Şurası tartışmasız bir gerçek ki, biz “dayanışmacı” bir toplumuz.
Hem de her alanda.
Cenaze olur, cenaze sahipleri yalnız bırakılmaz, konu komşu yemek yapar götürür, acılar paylaşılır.
Düğün dernek olur, genç çiftler ve aileleri yalnız bırakılmaz.
Kiminin yardıma ihtiyacı vardır, hemen yanına koşarız.
Tüm bunlar bize özgü yardımlaşma, dayanışma duygusudur.
Ama son yıllarda bazı özel günlerde, kimi kuruluş ve kişiler yaptıkları yardımı –özellikle de çocukların yüzü görülebilecek şekilde- basın kuruluşları aracılığıyla kamuoyuna duyurma ihtiyacı hissetmeye başladı.
Oysa inanışımıza göre de “veren el alan eli” görmemeli.
İşte bu uygulamayı, Seyhan Belediyesi’nin, Kızılay işbirliğiyle başlattığı İhtiyaç Bankası Butik Mağazası projesinde ihtiyaç sahiplerinin kimliği asla ifşa edilmiyormuş.

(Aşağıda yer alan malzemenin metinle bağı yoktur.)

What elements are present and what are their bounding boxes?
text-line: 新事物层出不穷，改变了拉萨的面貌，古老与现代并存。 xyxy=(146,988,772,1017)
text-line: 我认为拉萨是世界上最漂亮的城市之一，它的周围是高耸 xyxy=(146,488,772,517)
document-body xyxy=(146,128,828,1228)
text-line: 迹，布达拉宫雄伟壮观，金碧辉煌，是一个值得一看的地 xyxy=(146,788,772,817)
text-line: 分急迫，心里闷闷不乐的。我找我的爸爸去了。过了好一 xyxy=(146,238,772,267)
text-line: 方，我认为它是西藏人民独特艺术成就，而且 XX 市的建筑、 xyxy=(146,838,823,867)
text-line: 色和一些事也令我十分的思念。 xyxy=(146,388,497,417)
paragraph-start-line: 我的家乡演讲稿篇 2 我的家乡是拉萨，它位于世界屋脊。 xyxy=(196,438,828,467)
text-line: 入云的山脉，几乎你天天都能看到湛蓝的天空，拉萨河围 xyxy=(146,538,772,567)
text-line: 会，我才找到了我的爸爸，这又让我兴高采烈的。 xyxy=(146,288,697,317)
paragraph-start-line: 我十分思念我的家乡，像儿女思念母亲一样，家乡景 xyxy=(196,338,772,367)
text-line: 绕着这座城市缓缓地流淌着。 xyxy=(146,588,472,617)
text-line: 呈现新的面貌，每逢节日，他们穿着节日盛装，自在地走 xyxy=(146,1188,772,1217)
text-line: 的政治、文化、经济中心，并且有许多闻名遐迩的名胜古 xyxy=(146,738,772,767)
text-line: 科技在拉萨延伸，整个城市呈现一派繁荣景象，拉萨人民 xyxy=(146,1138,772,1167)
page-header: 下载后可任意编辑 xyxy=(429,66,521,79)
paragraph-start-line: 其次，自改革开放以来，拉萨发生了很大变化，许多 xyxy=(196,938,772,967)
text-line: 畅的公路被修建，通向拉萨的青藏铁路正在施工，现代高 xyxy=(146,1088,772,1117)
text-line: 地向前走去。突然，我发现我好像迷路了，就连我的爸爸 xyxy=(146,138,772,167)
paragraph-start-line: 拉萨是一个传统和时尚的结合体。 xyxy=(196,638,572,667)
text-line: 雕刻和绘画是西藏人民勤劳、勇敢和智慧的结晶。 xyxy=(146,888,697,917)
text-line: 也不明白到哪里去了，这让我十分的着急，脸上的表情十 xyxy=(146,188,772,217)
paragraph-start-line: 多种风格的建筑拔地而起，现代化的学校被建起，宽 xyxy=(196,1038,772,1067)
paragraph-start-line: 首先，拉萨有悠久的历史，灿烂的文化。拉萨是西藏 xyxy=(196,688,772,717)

Belediyenin açıklamasında, “Kızılay iş birliğiyle yürüttüğümüz bu mağaza, dar gelirli ailelerimizin çocukları için yeni kıyafet, sıcak bir mont veya ayakkabı anlamına geliyor. Sosyal belediyecilik bizim için bir slogan değil, bir yaşam biçimidir. İhtiyaç sahibi vatandaşlar, kendilerine tanımlanan limitler dâhilinde, kimlikleri ifşa edilmeden diledikleri ürünü seçebiliyorlar. Bu yaklaşım, sadece maddi bir destek sağlamakla kalmıyor, aynı zamanda vatandaşların sosyal onurunu ve özgüvenini de korumayı hedefliyor” ifadelerine yer verilmiş.
Evet, olması gereken bu.
Dileğimiz her kişi ve kuruluşun buna dikkat etmesi.
………….
Çukurova Üniversitesi Tıp Fakültesi Mezunları Derneği kuruluşunun 30. yılı dolayısıyla Anıtkabir’e ziyaret gerçekleştirirken, Dernek Başkanı Uzm. Dr. Hatice Canataroğlu’nun, “(Beni Türk Doktorlarına Emanet Ediniz) diyen Cumhuriyetimizin kurucusu Gazi Mustafa Kemal Atatürk’e sevgi ve minnettarlığımızı belirtmek için bu ziyareti gerçekleştiriyoruz” dediğini biliyor musunuz?
Adana Ceyhan ve Mersin’de, Petrol-İş Sendikası Adana Şubesi’ne üye işçilerin Mayıs ayında Toros Tarım’da başlattıkları grevin 106 gün sonra anlaşmayla sonuçlanarak, işçilerin yüzde 65 zam oranıyla yeniden iş başı yaptıklarını biliyor musunuz?
MHP Genel Başkan Yardımcısı İsmail Özdemir’in, Sarıçam Belediyesi tarafından yaptırılan Ferdi Tayfur Sanat Merkezi ve Müzesi’ni gezerken, müzenin yalnızca Ferdi Tayfur’un sanatı ve kişiliğini yansıtmadığını: aynı zamanda Adana’nın sanat potansiyelini de geleceğe taşıyan bir kültür mirası niteliğinde bulunduğunu vurguladığını biliyor musunuz?